Bir bakan arkadaşla sohbette soruyorum…

“Atamalar niye bu kadar gecikti” diye!

Önce derin bir nefes alıyor sonra nedenini söylüyor;

“O kadar çok söz verdik ki…”

UBP’de onun içindir şu anda sıkıntılı bir dönem yaşanıyor…

Hadi bakan atamaları konusu geride kaldı diyelim!

Müdür ve müsteşarlık konularında büyük yarış devam ediyor…

Söz verilenler makam alınca mutluluktan uçarken, makam alamayanlar hemen muhalif gardını alıyor…

“Bu hükümet fazla gitmez ki…” diye!

Ersen Tatar onun için büyük bir sıkıntı yaşıyor bu sıralar…

Bu vartayı atlatırsa ne ala!

Ama atlatmak zorunda çünkü bu ülkenin makam atamasından çok daha fazla ciddi işleri var…

Şimdi UBP Parti Meclisi üyeleri büyük bir yarış içinde…

Birkaç tanesi dışında çoğu bir yönetim kurulu üyeliği kapma peşinde!

Bastırdıkça bastırıyorlar…

Sahi ne var ki şu yönetim kurulu üyeliğinde!

Önemli kararlara imza atınca acaba servet mi yapacaklarını düşünüyorlar…

Aslında yalan değil!

Bazı yönetim kurulu üyelikleri var ki alınan kararlar devletin milyonlarının kaderini belirliyor…

Tabi ki çoğuna kötü niyetlidirler demiyoruz ama!

Öyle olan da yok değil…

Çünkü bizde devlet kurumlarında sistem avantaya her zaman açık kapı bırakıyor!

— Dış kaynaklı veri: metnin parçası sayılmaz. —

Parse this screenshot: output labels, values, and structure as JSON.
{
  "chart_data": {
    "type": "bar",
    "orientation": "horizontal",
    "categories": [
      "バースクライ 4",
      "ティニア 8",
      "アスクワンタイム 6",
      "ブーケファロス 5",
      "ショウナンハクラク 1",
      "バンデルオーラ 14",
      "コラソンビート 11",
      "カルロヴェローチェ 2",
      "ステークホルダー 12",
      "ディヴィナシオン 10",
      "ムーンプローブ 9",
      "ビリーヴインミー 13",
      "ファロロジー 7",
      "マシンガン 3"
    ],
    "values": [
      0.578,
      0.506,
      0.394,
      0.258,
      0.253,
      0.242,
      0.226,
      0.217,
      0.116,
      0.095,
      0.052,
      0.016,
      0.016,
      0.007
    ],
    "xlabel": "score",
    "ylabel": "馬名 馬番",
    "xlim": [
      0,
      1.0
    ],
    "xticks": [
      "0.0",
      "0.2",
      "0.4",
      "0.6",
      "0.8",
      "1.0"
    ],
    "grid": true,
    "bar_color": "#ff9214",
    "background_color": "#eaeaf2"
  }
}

Yapılan milyonluk ihaleler…

Ardından bundan elde edilen kazançlar!

Tüm bunlar gösteriyor ki UBP parti tüzüğünde hiç gecikmeden bir takım değişiklikler yapılmalıdır…

Kendi bilecekleri iş ama bu tüzük kaldığı sürece her UBP iktidarında bu sorunlar yaşanacak, hem parti içi huzursuzluklar artacak hem de işe göre adam değil, adama göre atamalar ülkeye tek kuruşluk fayda sağlamayacaktır!

Sonra bir parti meclisine seçilen bir üye bu göreve partisine hizmet etmek için mi seçiliyor?

Yoksa partiyi merdiven gibi kullanarak devletin makamlarına yerleşmek için mi?

Ersin Tatar ve parti yönetiminin akıl varsa tüzüğü değiştirirler…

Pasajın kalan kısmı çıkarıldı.